FARMINGTON — Humans haven’t had much luck reinventing the wheel over the ages, but it took just a few months for students at Foster Technology Center to rethink the windmill.
On April 27, the Foster Tech students finished third in the Maine Wind Blade Challenge, a competition that asked 45 teams from across the state to design and build their own wind blades. The event was sponsored by the Maine Composites Alliance, the Maine Wind Industry Initiative, and the Advanced Structures and Composite Center at the University of Maine at Orono.
The students from Foster Tech succeeded in the competition for one simple reason: Power. While some wind blades fell apart or generated little energy during the competition, Foster Tech’s design generated more voltage than all but one of their competitors.
“As soon as they started spinning, I got excited,” senior Lucas Goodwin said. “Once they started getting going I knew that we were in it to win it.”
Watching their wind blade spin in the breeze was the culmination of months of painstaking tinkering and troubleshooting. Like the other teams in the competition, the Foster Tech students were required to use particular types of foam, fiberglass and resins to construct the wind blades, but given free reign to create their own unique designs.
Over several months, the students worked in the school’s composites workshop — and in physics class — to build the ideal wind blade. By conducting tests on a scale model, Goodwin eventually realized that a design similar to that of a household box fan would generate the optimal voltage. From there, the students began to tweak and twist the blades to catch just the right amount of air.

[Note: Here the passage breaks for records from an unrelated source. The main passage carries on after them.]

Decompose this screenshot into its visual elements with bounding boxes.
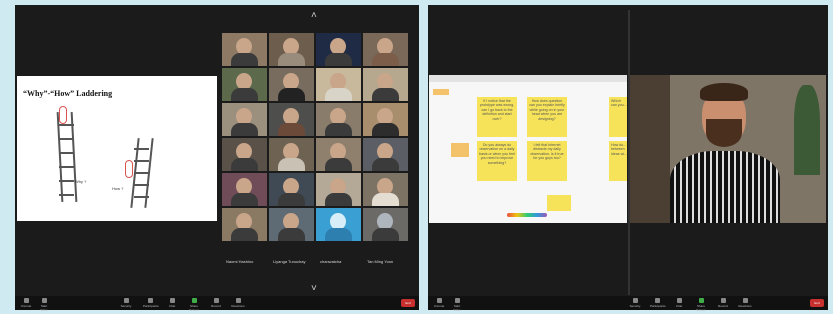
camera-icon bbox=[454, 298, 460, 303]
mute-button[interactable]: Unmute bbox=[432, 298, 446, 308]
participant-tile[interactable] bbox=[222, 208, 267, 241]
participant-tile[interactable] bbox=[363, 138, 408, 171]
participant-tile[interactable] bbox=[222, 103, 267, 136]
smile-icon bbox=[235, 298, 241, 303]
how-label: How ? bbox=[112, 186, 124, 191]
meeting-toolbar: Unmute Start Video Security Participants… bbox=[15, 296, 419, 312]
record-button[interactable]: Record bbox=[716, 298, 730, 308]
participant-gallery: Naomi Hashino Liyanga Tunuchay chanwatch… bbox=[222, 33, 410, 269]
participant-tile[interactable] bbox=[222, 138, 267, 171]
participant-tile[interactable] bbox=[269, 138, 314, 171]
microphone-icon bbox=[436, 298, 442, 303]
shield-icon bbox=[123, 298, 129, 303]
sticky-note[interactable]: If I notice that the prototype was wrong… bbox=[477, 97, 517, 137]
participant-tile[interactable] bbox=[222, 68, 267, 101]
sticky-note[interactable]: Which can you... bbox=[609, 97, 627, 137]
chat-icon bbox=[676, 298, 682, 303]
participants-button[interactable]: Participants bbox=[143, 298, 159, 308]
speaker-hair bbox=[700, 83, 748, 101]
participant-tile[interactable] bbox=[316, 103, 361, 136]
participant-tile[interactable] bbox=[269, 33, 314, 66]
active-speaker-video[interactable] bbox=[630, 75, 826, 223]
participant-tile[interactable] bbox=[222, 173, 267, 206]
sticky-note[interactable]: How do... between ideas wi... bbox=[609, 141, 627, 181]
participant-tile[interactable] bbox=[363, 208, 408, 241]
people-icon bbox=[654, 298, 660, 303]
browser-toolbar bbox=[429, 75, 627, 82]
speaker-beard bbox=[706, 119, 742, 147]
participant-tile[interactable] bbox=[363, 33, 408, 66]
share-screen-button[interactable]: Share Screen bbox=[694, 298, 708, 312]
sticky-note[interactable]: I felt that Internet distracts my daily … bbox=[527, 141, 567, 181]
sticky-note[interactable]: How does question can you explain briefl… bbox=[527, 97, 567, 137]
mute-button[interactable]: Unmute bbox=[19, 298, 33, 308]
end-meeting-button[interactable]: End bbox=[810, 299, 824, 307]
microphone-icon bbox=[23, 298, 29, 303]
participant-tile[interactable] bbox=[316, 208, 361, 241]
shield-icon bbox=[632, 298, 638, 303]
climber-figure-2 bbox=[125, 160, 133, 178]
participant-name: Naomi Hashino bbox=[226, 259, 254, 264]
chat-button[interactable]: Chat bbox=[165, 298, 179, 308]
slide-title: “Why”-“How” Laddering bbox=[23, 89, 113, 98]
sticky-note-small[interactable] bbox=[547, 195, 571, 211]
zoom-window-speaker: If I notice that the prototype was wrong… bbox=[428, 5, 828, 312]
participant-tile[interactable] bbox=[316, 33, 361, 66]
participant-tile[interactable] bbox=[316, 138, 361, 171]
participant-tile[interactable] bbox=[316, 68, 361, 101]
participant-tile[interactable] bbox=[363, 68, 408, 101]
bookshelf bbox=[630, 75, 670, 223]
climber-figure-1 bbox=[59, 106, 67, 124]
participant-tile[interactable] bbox=[269, 103, 314, 136]
record-button[interactable]: Record bbox=[209, 298, 223, 308]
scroll-down-chevron-icon[interactable]: ˅ bbox=[311, 283, 317, 294]
video-button[interactable]: Start Video bbox=[37, 298, 51, 312]
share-screen-button[interactable]: Share Screen bbox=[187, 298, 201, 312]
why-label: Why ? bbox=[75, 179, 87, 184]
reactions-button[interactable]: Reactions bbox=[738, 298, 752, 308]
zoom-window-gallery: ˄ “Why”-“How” Laddering Why ? How ? Naom… bbox=[15, 5, 419, 312]
sticky-note-label bbox=[451, 143, 469, 157]
security-button[interactable]: Security bbox=[628, 298, 642, 308]
sticky-note-label bbox=[433, 89, 449, 95]
meeting-toolbar: Unmute Start Video Security Participants… bbox=[428, 296, 828, 312]
chat-icon bbox=[169, 298, 175, 303]
participant-tile[interactable] bbox=[222, 33, 267, 66]
participant-tile[interactable] bbox=[363, 173, 408, 206]
record-icon bbox=[720, 298, 726, 303]
participant-name: Liyanga Tunuchay bbox=[273, 259, 306, 264]
participant-tile[interactable] bbox=[363, 103, 408, 136]
ladder-illustration-1 bbox=[56, 112, 78, 202]
shared-whiteboard: If I notice that the prototype was wrong… bbox=[429, 75, 627, 223]
shared-slide: “Why”-“How” Laddering Why ? How ? bbox=[17, 76, 217, 221]
participant-tile[interactable] bbox=[269, 173, 314, 206]
share-icon bbox=[191, 298, 197, 303]
security-button[interactable]: Security bbox=[119, 298, 133, 308]
share-icon bbox=[698, 298, 704, 303]
participant-tile[interactable] bbox=[269, 208, 314, 241]
sticky-note[interactable]: Do you always do observation on a daily … bbox=[477, 141, 517, 181]
participant-name: chanwatcha bbox=[320, 259, 342, 264]
participants-button[interactable]: Participants bbox=[650, 298, 666, 308]
scroll-up-chevron-icon[interactable]: ˄ bbox=[311, 10, 317, 21]
end-meeting-button[interactable]: End bbox=[401, 299, 415, 307]
video-button[interactable]: Start Video bbox=[450, 298, 464, 312]
plant bbox=[794, 85, 820, 175]
chat-button[interactable]: Chat bbox=[672, 298, 686, 308]
smile-icon bbox=[742, 298, 748, 303]
camera-icon bbox=[41, 298, 47, 303]
people-icon bbox=[147, 298, 153, 303]
ladder-illustration-2 bbox=[130, 138, 154, 208]
participant-tile[interactable] bbox=[269, 68, 314, 101]
speaker-shirt bbox=[670, 151, 780, 223]
participant-name: Tan Ming Yoon bbox=[367, 259, 394, 264]
participant-tile[interactable] bbox=[316, 173, 361, 206]
reactions-button[interactable]: Reactions bbox=[231, 298, 245, 308]
color-dots[interactable] bbox=[507, 213, 547, 217]
record-icon bbox=[213, 298, 219, 303]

“If you have the angle really high, it’s going to catch a lot of air, but it’s not going to generate as much power,” senior Cameron Sennick said. “But if you have it flat, it won’t get up to speed quick enough — but it will generate more voltage. So you have to find that happy medium where it gets up to speed and generates the most voltage.”
The school’s composites teacher, John MacDonald, then helped the students construct the wind blades using high-tech composites. By infusing the foam and fiberglass blades with a plastic-like resin, the students created a composite material that strengthened the structure without adding significant weight.
“You introduce a hardening plastic,” Goodwin said. “It utilizes the strengths of each product to give an end product that has properties greater than the whole. It’s kind of like two plus two equals five.”
It’s that material alchemy — perhaps more so than designing an efficient wind blade — that excites Goodwin, Sennick and MacDonald. Next fall, Sennick will study construction management at the Wentworth Institute of Technology in Boston. Goodwin will enroll at the University of Maine at Orono, where he’ll study civil engineering and work at the Advanced Structures and Composites Center.
It’s highly likely that Goodwin and Sennick will work with composites in their careers, whether they pursue construction, renewable energy or the dozens of other specialties that have come to rely on strong, lightweight composites. With events such as the Maine Wind Blade Challenge sparking interest in composites, there’s no telling what the future could bring, MacDonald said.
“The composites industry is where they were in the ’70s with laptop computers. It’s an explosion — it’s just growing every year,” said MacDonald, who won the 2012 Teacher of the Year award from the Maine Composites Alliance. “The technology advances every year, and we’re just trying to promote its use and knowledge about it.”